Tom Brady delivers video message at funeral of Navy SEAL

Tom Brady delivers video message at funeral of Navy SEAL

Tom Brady delivered a video message last week at the funeral of Navy SEAL Kyle Milliken, a Maine native and former UConn track athlete killed in Somalia on May 5.

Bill Speros of The Boston Herald, in a column this Memorial Day weekend, wrote about Milliken and Brady's message.   

Milliken ran track at Cheverus High School in Falmouth, Maine, and at UConn, where he graduated in 2001. Milliken lived in Virginia Beach, Va., with his wife, Erin, and two children.  He other Navy SEALs participated in a training exercise at Gillette Stadium in 2011 where he met and posed for pictures with Brady.

Speros wrote that at Milliken’s funeral in Virginia Beach, Va., Brady's video offered condolences and thanked Milliken’s family for its sacrifice and spoke of how Milliken was considered a “glue guy” by UConn track coach Greg Roy.

Milliken had served in Iraq and Afghanistan, earning four Bronze Star Medals and was based in Virginia since 2004.  He was killed in a nighttime firefight with Al-Shabaab militants near Barij, about 40 miles from the Somali capital of Mogadishu.

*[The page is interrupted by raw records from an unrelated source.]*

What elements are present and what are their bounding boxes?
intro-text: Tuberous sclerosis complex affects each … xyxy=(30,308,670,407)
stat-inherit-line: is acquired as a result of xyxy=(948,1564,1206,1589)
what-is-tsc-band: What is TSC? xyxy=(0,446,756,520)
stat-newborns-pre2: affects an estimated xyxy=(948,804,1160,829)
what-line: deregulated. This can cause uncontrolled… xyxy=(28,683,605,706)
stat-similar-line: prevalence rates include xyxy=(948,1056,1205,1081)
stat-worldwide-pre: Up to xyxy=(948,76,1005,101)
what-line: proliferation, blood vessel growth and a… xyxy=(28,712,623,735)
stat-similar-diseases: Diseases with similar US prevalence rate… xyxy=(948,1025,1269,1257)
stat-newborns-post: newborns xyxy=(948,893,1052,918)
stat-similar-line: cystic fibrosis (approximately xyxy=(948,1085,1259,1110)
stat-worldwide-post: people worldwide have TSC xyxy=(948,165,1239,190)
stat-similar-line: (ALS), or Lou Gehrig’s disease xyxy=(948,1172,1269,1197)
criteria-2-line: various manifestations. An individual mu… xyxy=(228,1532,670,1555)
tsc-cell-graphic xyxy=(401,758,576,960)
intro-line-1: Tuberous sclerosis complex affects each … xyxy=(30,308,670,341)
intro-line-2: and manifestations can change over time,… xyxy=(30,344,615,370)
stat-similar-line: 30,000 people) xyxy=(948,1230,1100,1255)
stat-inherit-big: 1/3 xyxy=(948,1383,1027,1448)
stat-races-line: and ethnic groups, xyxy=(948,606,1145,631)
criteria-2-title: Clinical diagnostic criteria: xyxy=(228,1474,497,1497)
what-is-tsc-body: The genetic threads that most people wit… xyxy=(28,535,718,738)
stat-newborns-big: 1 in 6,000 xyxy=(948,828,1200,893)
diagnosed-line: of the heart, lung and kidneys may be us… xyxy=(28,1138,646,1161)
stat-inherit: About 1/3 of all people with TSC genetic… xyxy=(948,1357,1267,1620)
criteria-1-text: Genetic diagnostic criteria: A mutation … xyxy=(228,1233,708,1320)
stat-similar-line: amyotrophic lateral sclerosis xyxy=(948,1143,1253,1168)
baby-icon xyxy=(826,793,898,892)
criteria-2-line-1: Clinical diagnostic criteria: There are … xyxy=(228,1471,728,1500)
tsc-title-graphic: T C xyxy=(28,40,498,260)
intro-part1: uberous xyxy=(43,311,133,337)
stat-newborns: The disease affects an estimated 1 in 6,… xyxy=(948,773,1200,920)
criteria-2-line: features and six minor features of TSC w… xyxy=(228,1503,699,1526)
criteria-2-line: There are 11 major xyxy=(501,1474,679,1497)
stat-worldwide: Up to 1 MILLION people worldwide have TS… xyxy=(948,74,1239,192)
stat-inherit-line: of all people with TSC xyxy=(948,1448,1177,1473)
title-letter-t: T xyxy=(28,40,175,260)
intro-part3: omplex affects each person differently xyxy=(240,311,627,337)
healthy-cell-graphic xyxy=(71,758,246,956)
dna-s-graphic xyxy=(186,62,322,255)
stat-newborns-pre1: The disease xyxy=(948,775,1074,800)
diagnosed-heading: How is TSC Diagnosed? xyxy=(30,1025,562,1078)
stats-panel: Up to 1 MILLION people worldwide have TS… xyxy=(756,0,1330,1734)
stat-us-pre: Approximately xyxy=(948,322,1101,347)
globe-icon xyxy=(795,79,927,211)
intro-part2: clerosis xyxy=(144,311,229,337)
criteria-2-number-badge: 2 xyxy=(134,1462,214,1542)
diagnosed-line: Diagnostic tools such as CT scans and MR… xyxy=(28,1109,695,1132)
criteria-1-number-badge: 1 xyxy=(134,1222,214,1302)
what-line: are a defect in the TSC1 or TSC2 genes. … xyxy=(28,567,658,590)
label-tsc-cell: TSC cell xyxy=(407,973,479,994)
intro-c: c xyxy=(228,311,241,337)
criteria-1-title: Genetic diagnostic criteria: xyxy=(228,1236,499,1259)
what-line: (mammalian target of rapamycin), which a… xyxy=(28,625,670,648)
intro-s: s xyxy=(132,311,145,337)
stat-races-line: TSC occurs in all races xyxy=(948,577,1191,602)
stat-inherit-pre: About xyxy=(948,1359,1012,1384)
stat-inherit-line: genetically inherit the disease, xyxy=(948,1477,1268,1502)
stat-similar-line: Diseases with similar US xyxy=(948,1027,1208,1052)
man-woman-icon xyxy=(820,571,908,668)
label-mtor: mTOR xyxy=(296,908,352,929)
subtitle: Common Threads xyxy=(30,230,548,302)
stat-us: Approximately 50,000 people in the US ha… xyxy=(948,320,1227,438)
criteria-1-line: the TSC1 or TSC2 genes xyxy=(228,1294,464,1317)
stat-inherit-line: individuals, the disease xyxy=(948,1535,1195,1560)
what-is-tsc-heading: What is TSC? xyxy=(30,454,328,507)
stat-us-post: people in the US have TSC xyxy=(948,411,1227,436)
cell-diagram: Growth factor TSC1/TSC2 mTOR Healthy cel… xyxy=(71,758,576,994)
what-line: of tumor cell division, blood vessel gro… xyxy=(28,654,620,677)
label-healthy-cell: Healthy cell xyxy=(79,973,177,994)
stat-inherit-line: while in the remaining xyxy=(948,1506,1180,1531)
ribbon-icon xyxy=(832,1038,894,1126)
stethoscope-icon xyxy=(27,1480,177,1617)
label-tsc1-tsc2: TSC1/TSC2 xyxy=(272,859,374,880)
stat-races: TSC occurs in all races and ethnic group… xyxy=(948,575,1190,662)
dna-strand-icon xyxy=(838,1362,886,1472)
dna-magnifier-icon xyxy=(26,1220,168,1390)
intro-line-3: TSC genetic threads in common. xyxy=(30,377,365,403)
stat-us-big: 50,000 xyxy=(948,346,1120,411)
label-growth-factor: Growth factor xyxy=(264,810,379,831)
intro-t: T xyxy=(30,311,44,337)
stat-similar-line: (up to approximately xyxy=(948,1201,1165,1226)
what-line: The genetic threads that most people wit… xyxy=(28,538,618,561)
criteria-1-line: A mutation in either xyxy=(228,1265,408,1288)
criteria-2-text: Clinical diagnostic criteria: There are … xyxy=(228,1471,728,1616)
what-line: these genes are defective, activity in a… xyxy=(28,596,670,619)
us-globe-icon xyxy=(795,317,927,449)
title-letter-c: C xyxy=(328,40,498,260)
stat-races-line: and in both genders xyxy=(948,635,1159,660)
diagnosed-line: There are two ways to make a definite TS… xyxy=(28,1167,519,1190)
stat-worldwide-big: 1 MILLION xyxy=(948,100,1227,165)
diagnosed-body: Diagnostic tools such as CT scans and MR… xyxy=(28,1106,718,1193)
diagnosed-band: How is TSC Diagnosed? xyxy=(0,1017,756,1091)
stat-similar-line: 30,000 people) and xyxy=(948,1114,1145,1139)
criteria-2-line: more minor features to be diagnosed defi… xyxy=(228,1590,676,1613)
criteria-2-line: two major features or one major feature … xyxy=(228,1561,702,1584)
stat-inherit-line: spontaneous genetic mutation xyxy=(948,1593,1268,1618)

He was 38.

The Pentagon said Milliken was the first American serviceman killed in combat in Somalia since the "Black Hawk Down" battle that killed 18 Americans in 1993. 

In a statement to the Herald, Patriots owner Robert Kraft said: “It was an honor to host Kyle and his team for an exercise at Gillette Stadium in 2011. It gave new meaning to the stadium being known as home of the Patriots. We were deeply saddened to hear of Kyle’s death earlier this month.

“As Memorial Day weekend approaches, we are reminded of the sacrifices made by patriots like Kyle and so many others who have made the ultimate sacrifice to defend and protect our rights as Americans. Our thoughts, prayers and heartfelt appreciation are extended to the Milliken family and the many families who will be remembering lives lost this Memorial Day weekend.”